Tre militari dell’esercito sono stati condannati a un mese di carcere, con pena sospesa e non menzione, per catcalling. Uno dei primi casi finiti in tribunale, l’accusa è di aver rivolto molestie verbali ad una 19enne, con fischi e commenti sessisti. La giovane stava camminando per strada, per portare fuori il cane, nei pressi del palazzo in cui abitava.
Era il 21 marzo 2021: i tre uomini, all’epoca addetti al servizio Strade Sicure a Milano, in seguito all’indagine, sono stati trasferiti a Torino. Uno di loro si è infine dimesso. Il giudice monocratico milanese Luigi Fuda ha, inoltre, disposto un risarcimento nei confronti della giovane di 3 mila euro e il pagamento delle spese processuali.
Anche se bisognerà aspettare le motivazioni – saranno depositate entro 60 giorni – il Tribunale ha in sostanza condiviso la ricostruzione del vice procuratore onorario Marisa Marchini che aveva chiesto per ciascuno la condanna a due mesi di carcere senza la concessione delle attenuanti generiche, in quanto i tre imputati, che avrebbero agito in concorso tra loro, “non hanno chiesto le scuse” e all’epoca dei fatti non avrebbero considerato la giovane età della vittima.
“Avrebbero dovuto tutelare la tranquillità pubblica e invece hanno creato turbamento in una ragazza” di 19 anni, “supportandosi e spalleggiandosi a vicenda”, ha evidenziato il Vpo.
L’avvocato di parte civile, Roberta Bianchi, ha spiegato che la giovane “è ancora visibilmente turbata” e quando ricorda la vicenda piomba “in uno stato d’ansia e di paura” come quelli di allora. “Era provata per la violenza delle parole – ha aggiunto l’avvocatessa – e la petulanza dei tre militari che avrebbero dovuto vigilare e invece hanno passato il loro pomeriggio a bivaccare e molestare”.

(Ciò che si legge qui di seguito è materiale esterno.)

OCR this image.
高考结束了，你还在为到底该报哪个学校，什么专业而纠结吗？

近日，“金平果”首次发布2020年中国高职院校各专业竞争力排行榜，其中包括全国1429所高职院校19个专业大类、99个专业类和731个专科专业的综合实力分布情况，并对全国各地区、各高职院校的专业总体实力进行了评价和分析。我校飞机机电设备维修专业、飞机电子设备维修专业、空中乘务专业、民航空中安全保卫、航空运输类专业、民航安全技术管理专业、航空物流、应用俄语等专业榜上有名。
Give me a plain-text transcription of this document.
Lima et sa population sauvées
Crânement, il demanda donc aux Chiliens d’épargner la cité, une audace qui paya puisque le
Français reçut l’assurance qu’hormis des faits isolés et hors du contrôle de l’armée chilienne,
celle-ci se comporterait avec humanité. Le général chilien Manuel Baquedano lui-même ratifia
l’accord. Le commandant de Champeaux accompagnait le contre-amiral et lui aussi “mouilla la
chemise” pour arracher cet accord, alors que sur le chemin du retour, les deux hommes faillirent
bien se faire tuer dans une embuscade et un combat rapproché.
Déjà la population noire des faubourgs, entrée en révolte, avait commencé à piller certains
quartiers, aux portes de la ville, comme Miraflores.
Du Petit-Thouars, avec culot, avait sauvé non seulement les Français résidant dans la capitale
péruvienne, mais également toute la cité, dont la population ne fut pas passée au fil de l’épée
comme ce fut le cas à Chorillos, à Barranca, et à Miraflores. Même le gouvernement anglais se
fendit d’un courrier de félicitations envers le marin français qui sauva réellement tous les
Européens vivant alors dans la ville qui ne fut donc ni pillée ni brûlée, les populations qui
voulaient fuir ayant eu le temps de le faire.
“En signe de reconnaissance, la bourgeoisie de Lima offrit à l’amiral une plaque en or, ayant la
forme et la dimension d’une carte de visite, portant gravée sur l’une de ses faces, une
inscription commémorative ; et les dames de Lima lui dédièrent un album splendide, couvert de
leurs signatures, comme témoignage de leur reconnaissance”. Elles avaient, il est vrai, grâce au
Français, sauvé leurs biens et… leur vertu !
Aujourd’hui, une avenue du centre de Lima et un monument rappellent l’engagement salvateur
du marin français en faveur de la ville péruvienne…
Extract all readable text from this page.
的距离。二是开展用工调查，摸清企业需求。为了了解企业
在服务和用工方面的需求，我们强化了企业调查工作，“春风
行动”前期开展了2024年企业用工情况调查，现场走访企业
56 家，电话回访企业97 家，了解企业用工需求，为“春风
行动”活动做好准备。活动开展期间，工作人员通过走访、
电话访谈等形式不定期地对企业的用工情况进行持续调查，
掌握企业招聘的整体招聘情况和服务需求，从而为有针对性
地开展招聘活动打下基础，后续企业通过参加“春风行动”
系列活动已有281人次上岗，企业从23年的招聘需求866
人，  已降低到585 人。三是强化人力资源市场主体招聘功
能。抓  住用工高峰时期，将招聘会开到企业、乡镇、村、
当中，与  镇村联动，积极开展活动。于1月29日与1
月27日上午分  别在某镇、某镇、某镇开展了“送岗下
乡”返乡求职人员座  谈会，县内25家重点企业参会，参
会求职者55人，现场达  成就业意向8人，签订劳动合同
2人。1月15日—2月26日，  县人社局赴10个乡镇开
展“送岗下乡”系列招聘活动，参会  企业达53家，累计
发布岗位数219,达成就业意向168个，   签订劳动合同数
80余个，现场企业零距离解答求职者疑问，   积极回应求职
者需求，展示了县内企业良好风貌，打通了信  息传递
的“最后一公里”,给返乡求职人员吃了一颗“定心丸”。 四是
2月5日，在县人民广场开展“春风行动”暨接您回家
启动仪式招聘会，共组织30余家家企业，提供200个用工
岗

Non così per il difensore, Salvo Lo Greco: “Hanno semplicemente chiesto alla ragazza” e all’amica che era con lei “se volevano bere con loro, questo è successo”. Inoltre, “nessuno dei testi presenti quel giorno ha confermato quello che ha raccontato la vittima – ha proseguito l’avvocato rivolgendosi al giudice – Sono militari con le loro carriere e il loro lavoro, due mesi di arresto sarebbe un disastro. Allora le chiedo di assolverli con la formula più ampia” in quanto il fatto contestato “non può dirsi provato oltre ogni ragionevole dubbio”.
L’avvocato Lo Greco, prima di concludere, ha precisato, che la 19enne era “interessata a coprire un’altra situazione” ossia quella per cui il padre è stato archiviato: era intervenuto in difesa della figlia e ha schiaffeggiato uno dei militari.
La ragazza, che ha ora quasi 21 anni, sentita durante il processo ha raccontato che quel pomeriggio, in zona San Siro, era stata bersagliata da commenti sgradevoli dai tre militari, in quel momento fuori servizio e intenti a bere birra in un bar vicino a casa sua.
“All’inizio non ho dato peso alle loro parole. Poi dopo che per tutto il giorno mi hanno importunata, sono esplosa. Alla fine sono scoppiata anche a piangere. Mi sono sentita minacciata. Quando sono intervenuti i miei genitori a difendermi hanno detto Non fatela più uscire di casa da sola”. Dopo le motivazioni, si attende il secondo round in appello.